I newer to this stuff . I was just fireforming some new win 7mm stw brass and put the eld-x in them in stead of using a-max . I was using the same exact load I use in a-max and ran them past my new chronograph and the were with in 20 fps as the a max . they do measure about the same off the the rifleing .02 differents measureing off the the lands compaired to the a-max . just know when I shoot new brass for the first time groups are .250 bigger then the 2nd time I shoot it . that's at 100 yrds I normally get 1/4 inch group off bench at 100 yrds and get about 1/2 groups on new brass .
So far what I'm seeing with the ELD-x series is that their BC's are as accurate or better than anything else on the market.
I won't shoot the AMAX or any other "Target Bullet" at game. Varmints and predators you bet, but not something I'm going after to pack out and take home meat.
Sadly my neighbor this weekend learned a hard lesson. He and daughter are in the blind, nice bit 8pt comes by, daughter takes a perfect broadside shot at about 150yds.
She's shooting a .243 Barnex TTSX, 85gr if I heard right and hit the deer exactly as dad told her, high and just behind the shoulder.
Knocked the deer down and the next time the see him he's loping off a few hundred yards, hops the fence onto my place and disappears.
I went and helped track him for two hours until we ran out of blood and he just vanished.
I pointed out that with that bullet the ideal shot is through both shoulders or right at the point of the sternum, just high, if he's standing straight on looking at you.
That's a bullet designed for superior penetration and for the tips to fold back and sheer off ostensibly to slice and dice throughout the chest cavity. More often from what I've seen if the toughest thing they hit are ribs you have an animal that's going to run for some considerable distance before laying down and he may very well just rest up a bit and keep on going.
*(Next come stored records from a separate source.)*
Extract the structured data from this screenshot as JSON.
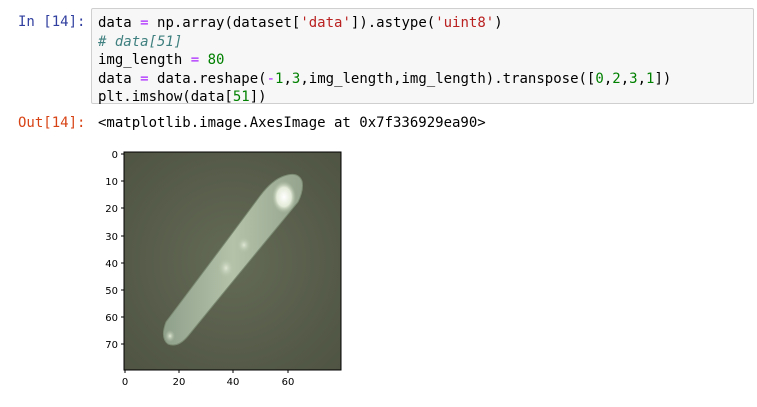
{
  "cell_in": {
    "prompt": "In [14]:",
    "lines": [
      "data = np.array(dataset['data']).astype('uint8')",
      "# data[51]",
      "img_length = 80",
      "data = data.reshape(-1,3,img_length,img_length).transpose([0,2,3,1])",
      "plt.imshow(data[51])"
    ]
  },
  "cell_out": {
    "prompt": "Out[14]:",
    "text": "<matplotlib.image.AxesImage at 0x7f336929ea90>"
  },
  "plot": {
    "y_ticks": [
      "0",
      "10",
      "20",
      "30",
      "40",
      "50",
      "60",
      "70"
    ],
    "x_ticks": [
      "0",
      "20",
      "40",
      "60"
    ],
    "colors": {
      "background": "#5a5f4a",
      "ship_body": "#a8b8a0",
      "ship_highlight": "#e8efe0"
    }
  }
}
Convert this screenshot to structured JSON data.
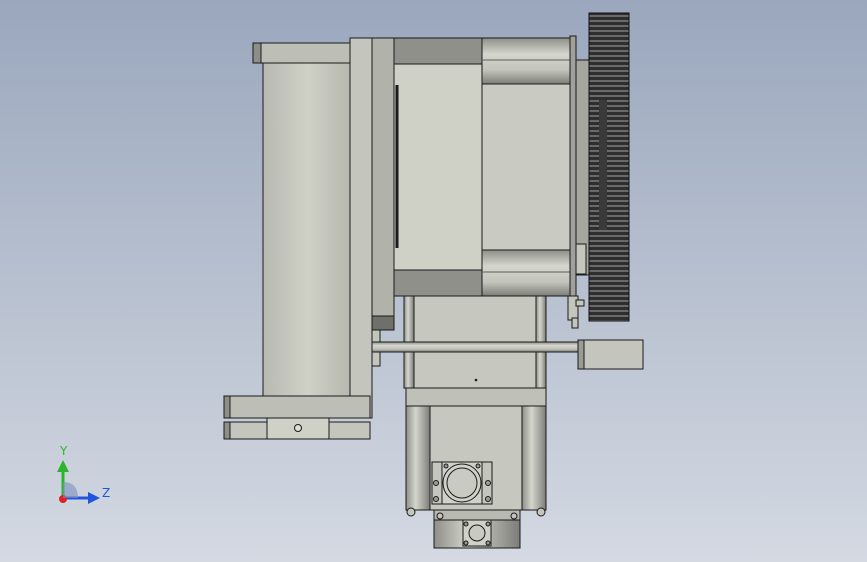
{
  "viewport": {
    "colors": {
      "background_top": "#9aa7bd",
      "background_bottom": "#d4d9e2",
      "body_fill": "#c8c9bf",
      "body_dark": "#8c8d86",
      "gear_dark": "#2c2c2c",
      "outline": "#1a1a1a"
    }
  },
  "triad": {
    "y_label": "Y",
    "z_label": "Z",
    "y_color": "#2bb52b",
    "z_color": "#2255dd",
    "x_color": "#dd2222"
  }
}
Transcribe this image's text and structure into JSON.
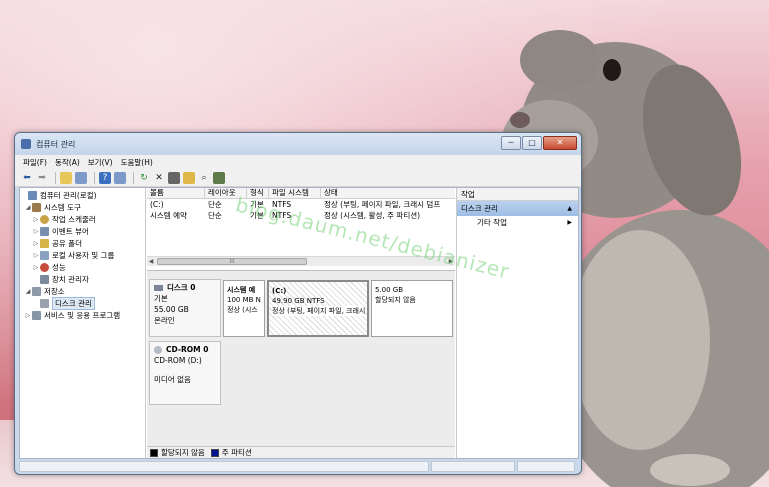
{
  "window": {
    "title": "컴퓨터 관리",
    "min_label": "─",
    "max_label": "□",
    "close_label": "✕"
  },
  "menu": [
    "파일(F)",
    "동작(A)",
    "보기(V)",
    "도움말(H)"
  ],
  "toolbar_icons": [
    "back-arrow-icon",
    "forward-arrow-icon",
    "up-folder-icon",
    "console-tree-icon",
    "help-icon",
    "properties-icon",
    "refresh-icon",
    "delete-icon",
    "properties-sheet-icon",
    "open-folder-icon",
    "search-icon",
    "zoom-icon"
  ],
  "tree": {
    "root": "컴퓨터 관리(로컬)",
    "system_tools": "시스템 도구",
    "task_scheduler": "작업 스케줄러",
    "event_viewer": "이벤트 뷰어",
    "shared_folders": "공유 폴더",
    "local_users": "로컬 사용자 및 그룹",
    "performance": "성능",
    "device_manager": "장치 관리자",
    "storage": "저장소",
    "disk_management": "디스크 관리",
    "services": "서비스 및 응용 프로그램"
  },
  "volume_table": {
    "headers": [
      "볼륨",
      "레이아웃",
      "형식",
      "파일 시스템",
      "상태"
    ],
    "rows": [
      [
        "(C:)",
        "단순",
        "기본",
        "NTFS",
        "정상 (부팅, 페이지 파일, 크래시 덤프"
      ],
      [
        "시스템 예약",
        "단순",
        "기본",
        "NTFS",
        "정상 (시스템, 활성, 주 파티션)"
      ]
    ]
  },
  "scroll_label": "III",
  "disk0": {
    "name": "디스크 0",
    "type": "기본",
    "size": "55.00 GB",
    "status": "온라인",
    "partitions": [
      {
        "name": "시스템 예",
        "size": "100 MB N",
        "status": "정상 (시스"
      },
      {
        "name": "(C:)",
        "size": "49.90 GB NTFS",
        "status": "정상 (부팅, 페이지 파일, 크래시 덤프, 주 파티션)"
      },
      {
        "name": "",
        "size": "5.00 GB",
        "status": "할당되지 않음"
      }
    ]
  },
  "cdrom": {
    "name": "CD-ROM 0",
    "drive": "CD-ROM (D:)",
    "media": "미디어 없음"
  },
  "legend": {
    "unallocated": "할당되지 않음",
    "primary": "주 파티션"
  },
  "actions": {
    "header": "작업",
    "section": "디스크 관리",
    "more": "기타 작업"
  },
  "watermark": "blog.daum.net/debianizer",
  "colors": {
    "partition_primary": "#00148f",
    "partition_unallocated": "#000000",
    "selected_section": "#9dbde5"
  }
}
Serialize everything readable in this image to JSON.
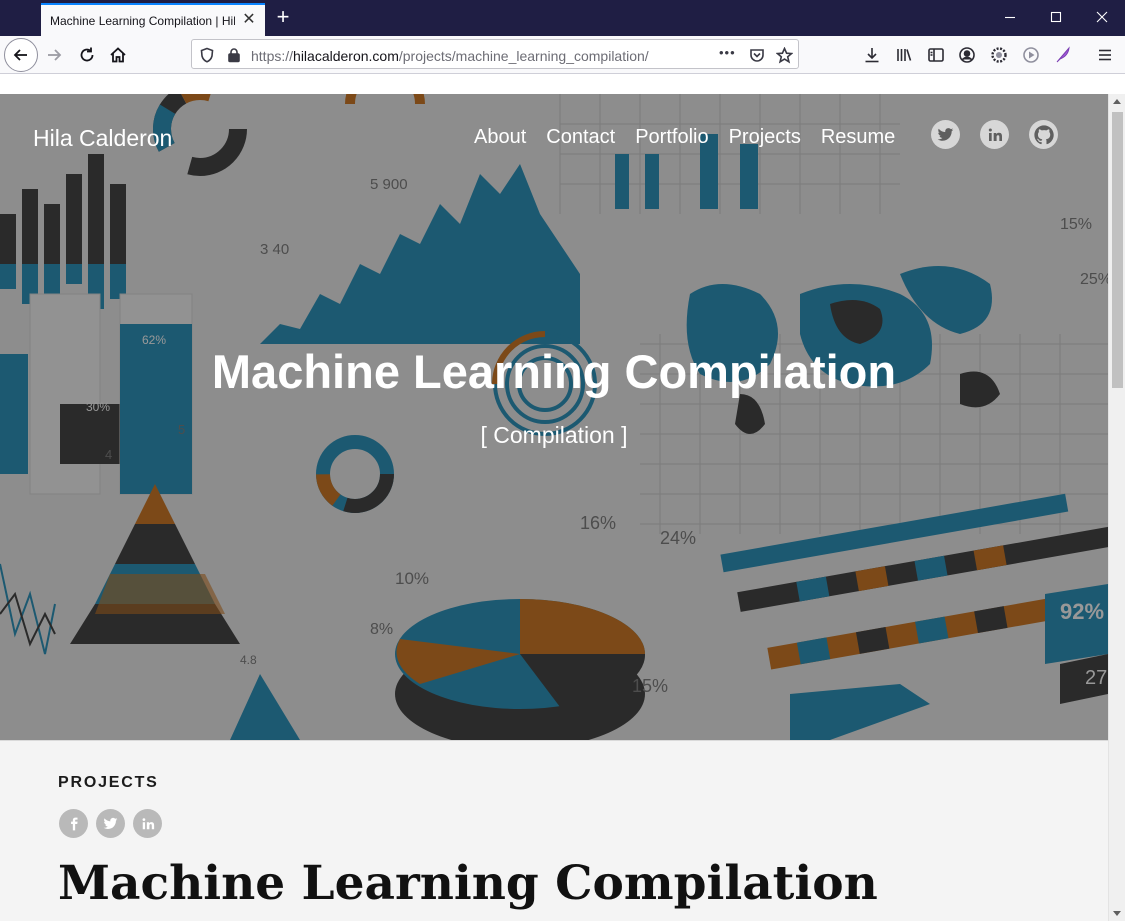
{
  "browser": {
    "tab_title": "Machine Learning Compilation | Hila Calderon",
    "url_prefix": "https://",
    "url_host": "hilacalderon.com",
    "url_path": "/projects/machine_learning_compilation/",
    "more_label": "•••"
  },
  "site": {
    "brand": "Hila Calderon",
    "menu": [
      "About",
      "Contact",
      "Portfolio",
      "Projects",
      "Resume"
    ],
    "social_icons": [
      "twitter-icon",
      "linkedin-icon",
      "github-icon"
    ]
  },
  "hero": {
    "title": "Machine Learning Compilation",
    "subtitle": "[ Compilation ]"
  },
  "hero_art_text": {
    "figures": [
      "5 900",
      "3 40",
      "62%",
      "30%",
      "16%",
      "24%",
      "10%",
      "8%",
      "15%",
      "92%",
      "15%",
      "25%",
      "4",
      "5",
      "4.8",
      "27"
    ]
  },
  "content": {
    "section_label": "PROJECTS",
    "share_icons": [
      "facebook-icon",
      "twitter-icon",
      "linkedin-icon"
    ],
    "page_title": "Machine Learning Compilation"
  },
  "colors": {
    "titlebar": "#1f1e44",
    "accent_blue": "#1287b4",
    "accent_orange": "#c9690a",
    "dark_gray": "#2d2d2d"
  }
}
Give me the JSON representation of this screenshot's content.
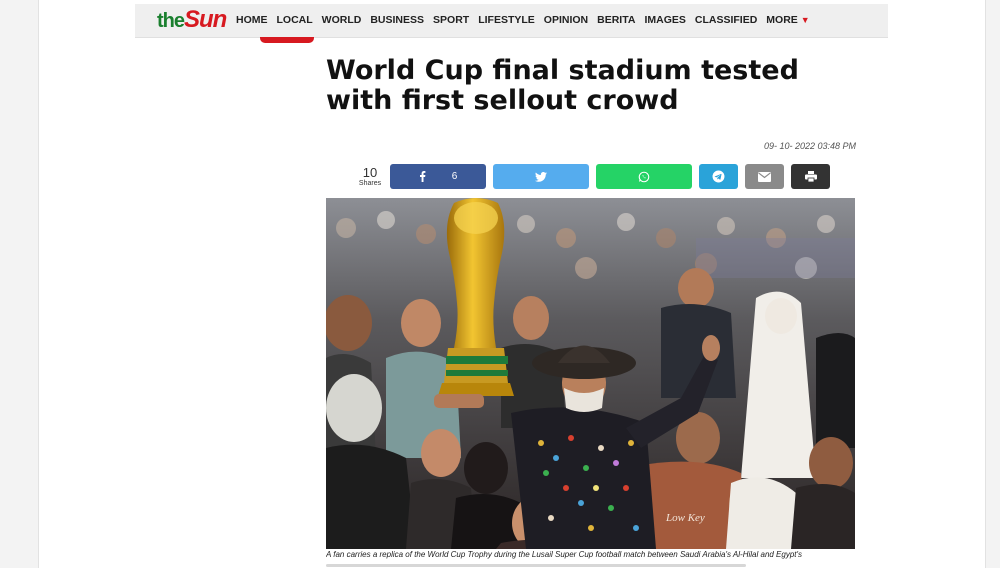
{
  "logo": {
    "part1": "the",
    "part2": "Sun"
  },
  "nav": {
    "items": [
      "HOME",
      "LOCAL",
      "WORLD",
      "BUSINESS",
      "SPORT",
      "LIFESTYLE",
      "OPINION",
      "BERITA",
      "IMAGES",
      "CLASSIFIED"
    ],
    "more_label": "MORE",
    "more_icon": "triangle-down-icon"
  },
  "article": {
    "headline_line1": "World Cup final stadium tested",
    "headline_line2": "with first sellout crowd",
    "timestamp": "09- 10- 2022 03:48 PM"
  },
  "share": {
    "count": "10",
    "count_label": "Shares",
    "facebook_count": "6",
    "icons": [
      "facebook-icon",
      "twitter-icon",
      "whatsapp-icon",
      "telegram-icon",
      "email-icon",
      "print-icon"
    ]
  },
  "colors": {
    "facebook": "#3b5998",
    "twitter": "#55acee",
    "whatsapp": "#25d366",
    "telegram": "#2aa3d9",
    "email": "#8a8a8a",
    "print": "#333333",
    "brand_red": "#d71920",
    "brand_green": "#1a7f2e"
  },
  "photo": {
    "caption": "A fan carries a replica of the World Cup Trophy during the Lusail Super Cup football match between Saudi Arabia's Al-Hilal and Egypt's",
    "shirt_text": "Low Key"
  }
}
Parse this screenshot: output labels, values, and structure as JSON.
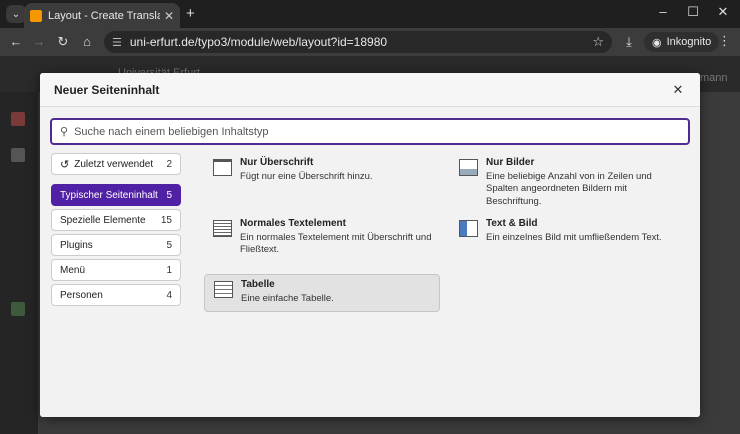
{
  "browser": {
    "tab_title": "Layout - Create Translation · Uni",
    "url": "uni-erfurt.de/typo3/module/web/layout?id=18980",
    "incognito_label": "Inkognito"
  },
  "modal": {
    "title": "Neuer Seiteninhalt",
    "search_placeholder": "Suche nach einem beliebigen Inhaltstyp",
    "categories": [
      {
        "label": "Zuletzt verwendet",
        "count": "2"
      },
      {
        "label": "Typischer Seiteninhalt",
        "count": "5"
      },
      {
        "label": "Spezielle Elemente",
        "count": "15"
      },
      {
        "label": "Plugins",
        "count": "5"
      },
      {
        "label": "Menü",
        "count": "1"
      },
      {
        "label": "Personen",
        "count": "4"
      }
    ],
    "items": [
      {
        "title": "Nur Überschrift",
        "desc": "Fügt nur eine Überschrift hinzu."
      },
      {
        "title": "Nur Bilder",
        "desc": "Eine beliebige Anzahl von in Zeilen und Spalten angeordneten Bildern mit Beschriftung."
      },
      {
        "title": "Normales Textelement",
        "desc": "Ein normales Textelement mit Überschrift und Fließtext."
      },
      {
        "title": "Text & Bild",
        "desc": "Ein einzelnes Bild mit umfließendem Text."
      },
      {
        "title": "Tabelle",
        "desc": "Eine einfache Tabelle."
      }
    ]
  },
  "background": {
    "site_name": "Universität Erfurt",
    "user_partial": "mann"
  },
  "colors": {
    "accent": "#5020a5",
    "chrome_dark": "#1f1f1f",
    "typo3_orange": "#f49700"
  }
}
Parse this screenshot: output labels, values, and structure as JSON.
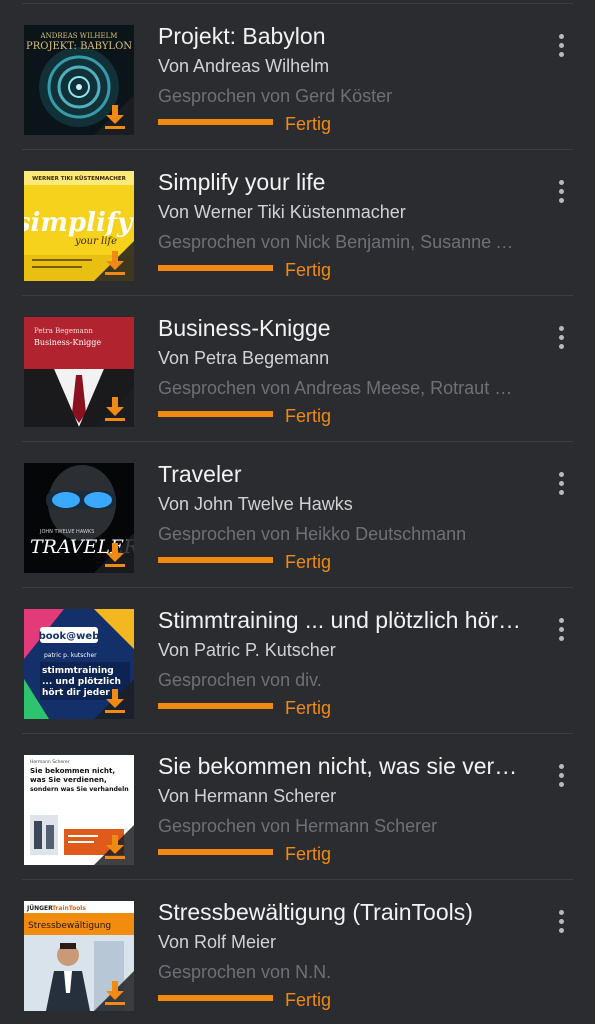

The way this deer was hit, it's quite conceivable that they caught him at an exhale and didn't even punch the lungs. I saw nothing like lung blood, just bright red muscle blood and not much of it.
He'd made a fairly large puddle the first place he laid down but by the time we'd tracked him 400yds, he just stopped bleeding altogether.
He will probably still be out there to be had next year, just a whole lot smarter and harder to get a shot on.
Different bullets have different design characteristics and when you don't use them as designed sometimes you won't like the results too well.
If they'd put it through both shoulders he probabl wouldn't have made it more than 10-20yds at most.